Мы с Вильгельмом одно существо, разделенное вечностью и занавесью миров, и когда-то должен был настать тот день, когда он окончательно сольется со мной и перестанет быть «воображаемым другом», чей смех, шелест одежд и перезвон украшений уже отпечатался на подкорке моего сознания.
Вильгельм рассказывал на ночь сказки древних времен, устроившись кресле у камина, смотрел на огонь, который его больше не грел. Его одеяния отливали золотом, искрились в теплом свете, а волосы, казавшиеся всегда едва ли не черными, шоколадными завитками ниспадали на болезненно худые плечи, скрытые бордовой парчой. Он был моложе меня, но отпечаток потерь и горестей, долгого пребывания между мирами исказил его черты — его глаза были полупрозрачны, в них не было света живой души. Но, несмотря даже на это, его речи были приятны, в них струилась пресловутая жизнь, и то, с каким интересом и удовольствием Хованский предавался небылицам, привносило в его рассказы своеобразную яркость и выразительность.
Когда Джонатан уходил из поместья, чтобы восполнить силы, оставляя меня на ночь, Вильгельм приходил и то садился на край кровати, то ложился рядом или на ковер прямо напротив огня. Одиночество и потерянность, даже несмотря на его экспрессивность, ему скрыть не удавалось. Разве удастся, когда в пустоте призрачных и прозрачных глаз таится отчаяние и усталость, и когда звучит его: «позволь мне сегодня», и я позволял. Потому что я понимал, как ему на самом деле больно. Не нашедший успокоения в загробном мире, не слившийся со мной воспоминаниями и существом, не отпустивший мирское существование, не отпустивший даже Иона, и, что самое главное, не простивший себя за проклятие, на которое он обрек своего возлюбленного.
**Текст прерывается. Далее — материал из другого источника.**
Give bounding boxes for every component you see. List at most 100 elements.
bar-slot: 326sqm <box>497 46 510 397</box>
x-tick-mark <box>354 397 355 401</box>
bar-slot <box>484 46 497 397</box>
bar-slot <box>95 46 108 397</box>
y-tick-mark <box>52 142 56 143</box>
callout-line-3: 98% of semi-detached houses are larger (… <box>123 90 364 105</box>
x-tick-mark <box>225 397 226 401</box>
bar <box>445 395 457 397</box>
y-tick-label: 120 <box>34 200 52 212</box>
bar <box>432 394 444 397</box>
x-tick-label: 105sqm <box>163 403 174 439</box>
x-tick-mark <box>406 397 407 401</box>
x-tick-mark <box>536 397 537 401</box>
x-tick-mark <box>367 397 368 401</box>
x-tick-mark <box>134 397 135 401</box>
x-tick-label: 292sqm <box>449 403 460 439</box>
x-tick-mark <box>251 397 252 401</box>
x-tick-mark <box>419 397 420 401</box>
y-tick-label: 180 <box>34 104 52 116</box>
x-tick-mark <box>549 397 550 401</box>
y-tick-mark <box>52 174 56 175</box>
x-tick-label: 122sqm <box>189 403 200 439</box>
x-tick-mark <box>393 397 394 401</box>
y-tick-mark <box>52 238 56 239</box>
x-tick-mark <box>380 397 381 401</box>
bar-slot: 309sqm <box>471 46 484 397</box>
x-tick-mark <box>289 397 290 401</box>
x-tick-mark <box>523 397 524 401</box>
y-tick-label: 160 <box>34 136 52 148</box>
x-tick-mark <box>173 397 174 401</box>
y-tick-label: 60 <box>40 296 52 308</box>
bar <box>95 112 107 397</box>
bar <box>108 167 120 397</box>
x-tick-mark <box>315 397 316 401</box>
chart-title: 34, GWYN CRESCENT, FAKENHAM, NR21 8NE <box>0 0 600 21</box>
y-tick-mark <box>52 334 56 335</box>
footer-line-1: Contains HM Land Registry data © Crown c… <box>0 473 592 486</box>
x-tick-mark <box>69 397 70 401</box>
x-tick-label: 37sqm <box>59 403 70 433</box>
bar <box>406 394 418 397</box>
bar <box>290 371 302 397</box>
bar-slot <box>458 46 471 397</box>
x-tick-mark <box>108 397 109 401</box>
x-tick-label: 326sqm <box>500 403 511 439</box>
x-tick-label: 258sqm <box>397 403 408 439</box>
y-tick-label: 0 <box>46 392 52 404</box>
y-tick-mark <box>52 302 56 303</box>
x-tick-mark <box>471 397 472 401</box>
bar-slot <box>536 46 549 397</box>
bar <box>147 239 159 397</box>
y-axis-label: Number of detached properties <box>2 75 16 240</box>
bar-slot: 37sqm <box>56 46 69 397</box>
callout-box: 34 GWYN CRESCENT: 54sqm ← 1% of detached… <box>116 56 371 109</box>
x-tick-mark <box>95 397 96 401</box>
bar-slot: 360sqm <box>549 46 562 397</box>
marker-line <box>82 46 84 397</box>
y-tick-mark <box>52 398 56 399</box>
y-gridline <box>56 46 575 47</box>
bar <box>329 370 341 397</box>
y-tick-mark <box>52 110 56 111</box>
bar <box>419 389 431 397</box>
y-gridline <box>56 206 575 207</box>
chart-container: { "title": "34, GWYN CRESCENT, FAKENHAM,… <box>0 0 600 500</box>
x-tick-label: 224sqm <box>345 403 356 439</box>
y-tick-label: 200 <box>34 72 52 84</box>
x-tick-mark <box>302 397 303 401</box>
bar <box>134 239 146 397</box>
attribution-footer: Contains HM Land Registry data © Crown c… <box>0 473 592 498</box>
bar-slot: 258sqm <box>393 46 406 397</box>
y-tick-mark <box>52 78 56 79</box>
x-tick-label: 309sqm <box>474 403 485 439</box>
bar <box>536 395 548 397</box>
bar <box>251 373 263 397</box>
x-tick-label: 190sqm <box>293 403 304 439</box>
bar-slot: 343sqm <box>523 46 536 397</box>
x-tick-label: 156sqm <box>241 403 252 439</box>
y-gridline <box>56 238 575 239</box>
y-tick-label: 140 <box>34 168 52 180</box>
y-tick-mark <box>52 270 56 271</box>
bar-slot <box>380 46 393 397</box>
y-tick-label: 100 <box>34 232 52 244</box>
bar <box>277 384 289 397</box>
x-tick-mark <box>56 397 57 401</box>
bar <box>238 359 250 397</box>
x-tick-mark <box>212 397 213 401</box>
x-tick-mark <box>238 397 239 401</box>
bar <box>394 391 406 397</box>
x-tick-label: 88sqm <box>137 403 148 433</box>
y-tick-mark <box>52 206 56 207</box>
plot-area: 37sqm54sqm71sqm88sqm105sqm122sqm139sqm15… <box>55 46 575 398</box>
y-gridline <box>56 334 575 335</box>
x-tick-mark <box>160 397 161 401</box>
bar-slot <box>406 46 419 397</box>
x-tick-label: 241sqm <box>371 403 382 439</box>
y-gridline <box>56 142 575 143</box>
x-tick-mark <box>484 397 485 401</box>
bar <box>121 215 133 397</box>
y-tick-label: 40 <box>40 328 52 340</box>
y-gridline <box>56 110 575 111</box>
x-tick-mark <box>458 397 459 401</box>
Чернокнижникам, проклинающим и проклятым, нет места среди райских кущ. Вильгельм тихо смеялся, когда я читал один из алхимических трактатов, про который вычитал в одной из его записных книжек. Колдун не попадет и в Ад, особенно застрявший в теневом мире. Ему нет места ни среди мертвых, ни среди живых, и это его вечное мучение — быть запертым там, где кроме серой завесы и одиночества нет ничего.